Kisah Si Panci dan Si Tutup Panci

Pada suatu jaman, di sebuah dapur, ada sebuah panci dan tutupnya. Warnanya perak berkilau, mereka bagus sekali. Panci dan tutupnya itu sudah lama dimiliki si Nyonya Rumah. Mereka selalu bersama.

Suatu hari, si Nyonya Rumah merebus daging. Karena airnya terlalu penuh, saat mendidh airnya meluap, si Tutup Panci bergetar hebat, berusaha menahan air agar tidak keluar. Tapi sia-sia, air dan kaldu daging meluap, membasahi bagian luar panci dengan air kaldu.

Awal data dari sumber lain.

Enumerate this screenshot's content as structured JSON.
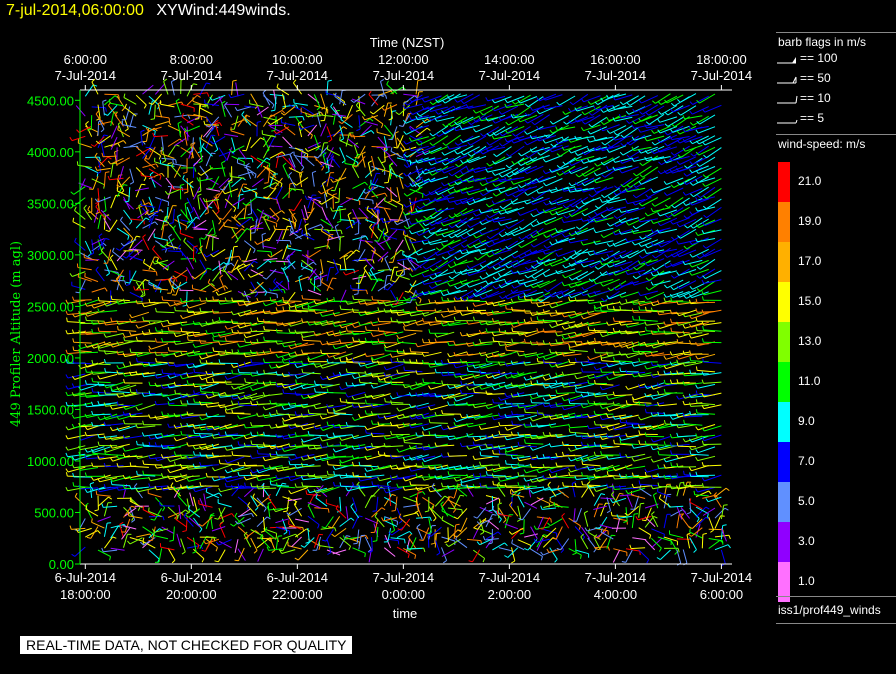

“Duh, Tutup Panci, kenapa kamu tidak menutup dengan baik? Lihat, kulitku jadi lengket! Kalau terkena api, kuitku bisa gosong!” omel si Panci.

“Enak saja kamu menyalahkanku! Kamu yang salah, seharusnya kamu cukup besar supaya air tak mudah meluap! Aku sudah mencoba menahan air mendidih itu, sampai sakit badanku terantuk badanmu yang besar dan keras itu!” si Tutup Panci tak mau kalah.

Sejak itu mereka tak saling menyapa, apalagi,  kulit si Panci benar-benar gosong. Apabila Si Nyonya Rumah ingin memasak dengan si Panci, si Tutup Panci akan menggelinding sampai susah ditemukan. Alhasil, si Panci ditutup dengan tutup wajan, tutup panci lain, bahkan kadang hanya ditutup dengan talenan kayu atau piring.

Begitu pula dengan. si Tutup Panci. Bila dia duluan yang ditemukan Si Nyonya Rumah, maka si Panci akan mundur sampai tertutupi panci dan wajan lain. Si Nyonya Rumah yang sering masak terburu-buru pun sulit menemukannya, akhirnya dia menggunakan wajan, atau panci lainnya. Kadang pula Si Tutup Panci digunakan untuk menutup mangkuk sekadarnya.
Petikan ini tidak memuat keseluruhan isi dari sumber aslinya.